In fact Dutch club Ajax rank sixth, just ahead of domestic heavyweights Liverpool and Tottenham.

Sven Botman, Kenny Tete, Pascal Struijk, Joel Veltman and Christian Eriksen each played over 2,000 minutes as Donny van de Beek and Jairo Riedewald rounded out a group of seven Ajax graduates.

Benfica were 10th behind Nottingham Forest and produced as many players in Manchester City’s treble-winning squad – four – as City’s own academy.

Fellow Portuguese side Sporting Lisbon are 11th with Anderlecht, Genk, Nice and St Etienne also in the top 20.

Sheffield United were the top EFL side in 17th as they secured their return to the Premier League, while League One Charlton were 20th.

Far and wide

There were 277 academies represented in the study, with playing time ranging from Chelsea and Arsenal’s totals all the way down to Lagans AIK’s three minutes and 22 seconds in a solitary appearance for Newcastle full-back Emil Krafth.
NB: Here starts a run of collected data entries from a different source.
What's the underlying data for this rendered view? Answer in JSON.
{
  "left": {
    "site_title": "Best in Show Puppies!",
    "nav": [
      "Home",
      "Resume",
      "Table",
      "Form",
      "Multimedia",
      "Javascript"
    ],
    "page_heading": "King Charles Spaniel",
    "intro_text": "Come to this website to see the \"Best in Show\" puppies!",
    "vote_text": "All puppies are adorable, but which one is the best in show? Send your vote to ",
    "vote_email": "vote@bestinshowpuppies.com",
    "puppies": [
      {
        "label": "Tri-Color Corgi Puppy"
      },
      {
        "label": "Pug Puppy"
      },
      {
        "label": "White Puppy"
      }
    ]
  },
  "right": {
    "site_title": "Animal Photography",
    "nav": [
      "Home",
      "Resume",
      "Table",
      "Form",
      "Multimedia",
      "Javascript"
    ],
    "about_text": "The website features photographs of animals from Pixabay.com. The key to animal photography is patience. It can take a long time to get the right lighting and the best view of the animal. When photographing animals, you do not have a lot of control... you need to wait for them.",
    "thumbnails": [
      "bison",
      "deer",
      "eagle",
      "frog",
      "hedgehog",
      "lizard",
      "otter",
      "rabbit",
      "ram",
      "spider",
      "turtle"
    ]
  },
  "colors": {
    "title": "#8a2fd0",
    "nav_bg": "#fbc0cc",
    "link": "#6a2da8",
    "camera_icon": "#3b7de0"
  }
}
Lagan were one of 190 academies represented by just a single player each, Blackburn ranking highest among them thanks to David Raya’s 3,765 minutes for Brentford.

The Bees themselves produced only Bournemouth defender Chris Mepham, whose 2,408 minutes placed them 132nd in the rankings and last among the 20 top-flight clubs.

Only seven clubs hit double figures for players – Chelsea in front again with 16, one more than Manchester United. City produced 14, Arsenal and Southampton 13 apiece, Liverpool 11 and Tottenham 10.